The suspect turned himself in to police after the murder in Feni town


A man in Feni streamed killing his wife on Facebook Live before turning himself in to law enforcement.

After hacking his wife Tahmina Akhter to death at his home in the district town on Wednesday, Obaidul Haque Tutul called the police, said Inspector (investigations) Sajedul Islam of Feni Model Police Station.

Police arrested Tutul from his home in the Uttar Barahipur neighbourhood of the town and seized the murder weapon, a machete, as well as the suspect’s mobile phone.   

Preliminary investigation found the incident to be an aftermath of a family feud, said Inspector Islam. “We will further investigate the incident.

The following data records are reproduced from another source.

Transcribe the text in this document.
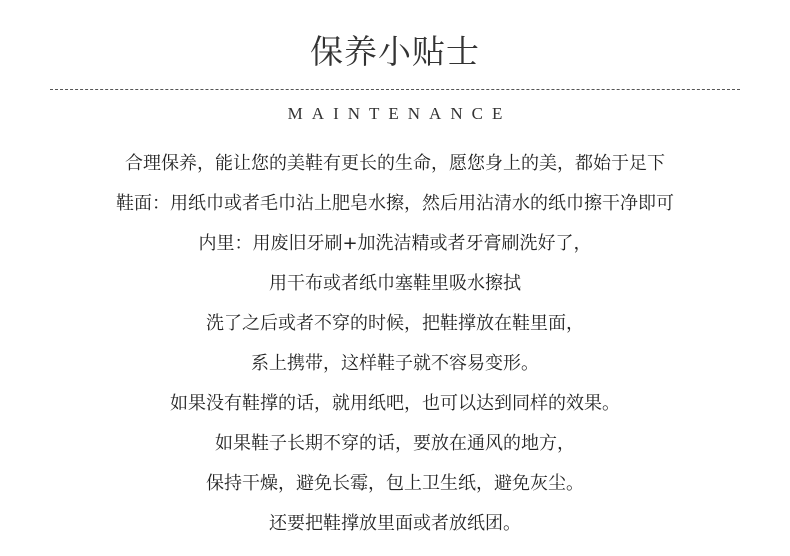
保养小贴士
MAINTENANCE
合理保养，能让您的美鞋有更长的生命，愿您身上的美，都始于足下
鞋面：用纸巾或者毛巾沾上肥皂水擦，然后用沾清水的纸巾擦干净即可
内里：用废旧牙刷+加洗洁精或者牙膏刷洗好了，
用干布或者纸巾塞鞋里吸水擦拭
洗了之后或者不穿的时候，把鞋撑放在鞋里面，
系上携带，这样鞋子就不容易变形。
如果没有鞋撑的话，就用纸吧，也可以达到同样的效果。
如果鞋子长期不穿的话，要放在通风的地方，
保持干燥，避免长霉，包上卫生纸，避免灰尘。
还要把鞋撑放里面或者放纸团。
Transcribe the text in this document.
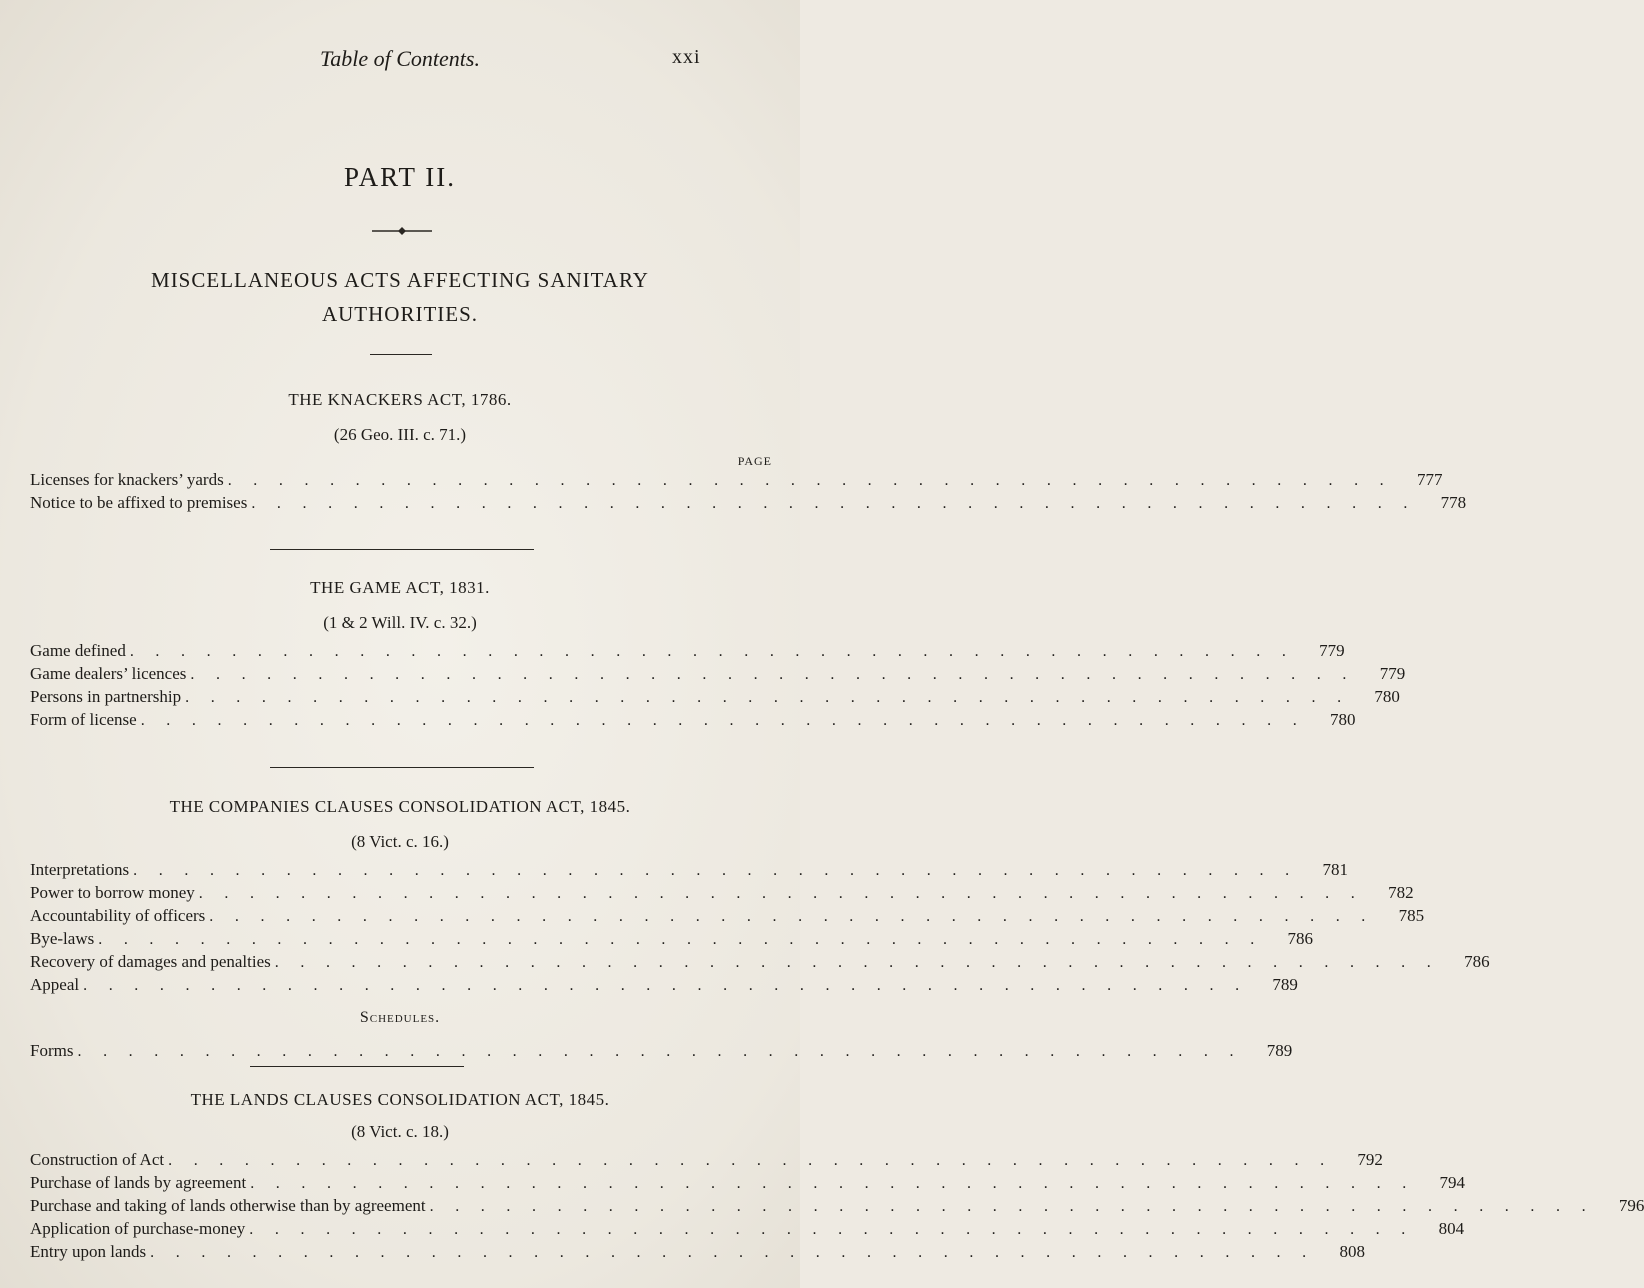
Table of Contents.	xxi
PART II.
MISCELLANEOUS ACTS AFFECTING SANITARY
AUTHORITIES.
THE KNACKERS ACT, 1786.
(26 Geo. III. c. 71.)
PAGE
Licenses for knackers’ yards . . . . . . . . . . . . . . . . . . . . . . . . . . . . . . . . . . . . . . . . . . . . . .	777
Notice to be affixed to premises . . . . . . . . . . . . . . . . . . . . . . . . . . . . . . . . . . . . . . . . . . . . . .	778
THE GAME ACT, 1831.
(1 & 2 Will. IV. c. 32.)
Game defined . . . . . . . . . . . . . . . . . . . . . . . . . . . . . . . . . . . . . . . . . . . . . .	779
Game dealers’ licences . . . . . . . . . . . . . . . . . . . . . . . . . . . . . . . . . . . . . . . . . . . . . .	779
Persons in partnership . . . . . . . . . . . . . . . . . . . . . . . . . . . . . . . . . . . . . . . . . . . . . .	780
Form of license . . . . . . . . . . . . . . . . . . . . . . . . . . . . . . . . . . . . . . . . . . . . . .	780
THE COMPANIES CLAUSES CONSOLIDATION ACT, 1845.
(8 Vict. c. 16.)
Interpretations . . . . . . . . . . . . . . . . . . . . . . . . . . . . . . . . . . . . . . . . . . . . . .	781
Power to borrow money . . . . . . . . . . . . . . . . . . . . . . . . . . . . . . . . . . . . . . . . . . . . . .	782
Accountability of officers . . . . . . . . . . . . . . . . . . . . . . . . . . . . . . . . . . . . . . . . . . . . . .	785
Bye-laws . . . . . . . . . . . . . . . . . . . . . . . . . . . . . . . . . . . . . . . . . . . . . .	786
Recovery of damages and penalties . . . . . . . . . . . . . . . . . . . . . . . . . . . . . . . . . . . . . . . . . . . . . .	786
Appeal . . . . . . . . . . . . . . . . . . . . . . . . . . . . . . . . . . . . . . . . . . . . . .	789
Schedules.
Forms . . . . . . . . . . . . . . . . . . . . . . . . . . . . . . . . . . . . . . . . . . . . . .	789
THE LANDS CLAUSES CONSOLIDATION ACT, 1845.
(8 Vict. c. 18.)
Construction of Act . . . . . . . . . . . . . . . . . . . . . . . . . . . . . . . . . . . . . . . . . . . . . .	792
Purchase of lands by agreement . . . . . . . . . . . . . . . . . . . . . . . . . . . . . . . . . . . . . . . . . . . . . .	794
Purchase and taking of lands otherwise than by agreement . . . . . . . . . . . . . . . . . . . . . . . . . . . . . . . . . . . . . . . . . . . . . .	796
Application of purchase-money . . . . . . . . . . . . . . . . . . . . . . . . . . . . . . . . . . . . . . . . . . . . . .	804
Entry upon lands . . . . . . . . . . . . . . . . . . . . . . . . . . . . . . . . . . . . . . . . . . . . . .	808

In the meantime, the body has been sent to a local hospital for autopsy.”

The couple, who got married five years ago after dating for five years, had a one and a half year old daughter, the murder victim’s sister Rehana Akhter told the media.

They often had arguments over financial matters, she said, before adding that  Tutul, who worked for a Dhaka based private firm, had borrowed money from his in-laws, but demanded even more.

According to a recent finding by the UN Women, since the outbreak of Covid-19 violence against women and girls, and particularly domestic violence has intensified.

It’s likely to increase as security, health, and money worries heighten tensions and strains are accentuated by cramped and confined living conditions, it says.

In France, cases of domestic violence have increased by 30 per cent since the lockdown on March 17. 

In Canada, Germany, Spain, the United Kingdom, and the United States, government authorities, women’s rights activists and civil society partners have indicated increasing reports of domestic violence during the crisis, and/or increased demand for emergency shelter.  

In Australia, a Women’s Safety New South Wales survey reveals that 40 per cent of frontline workers have reported increased requests for help by survivors, and 70 per cent have reported that the cases received have increased in their level of complexity during the COVID-19 outbreak.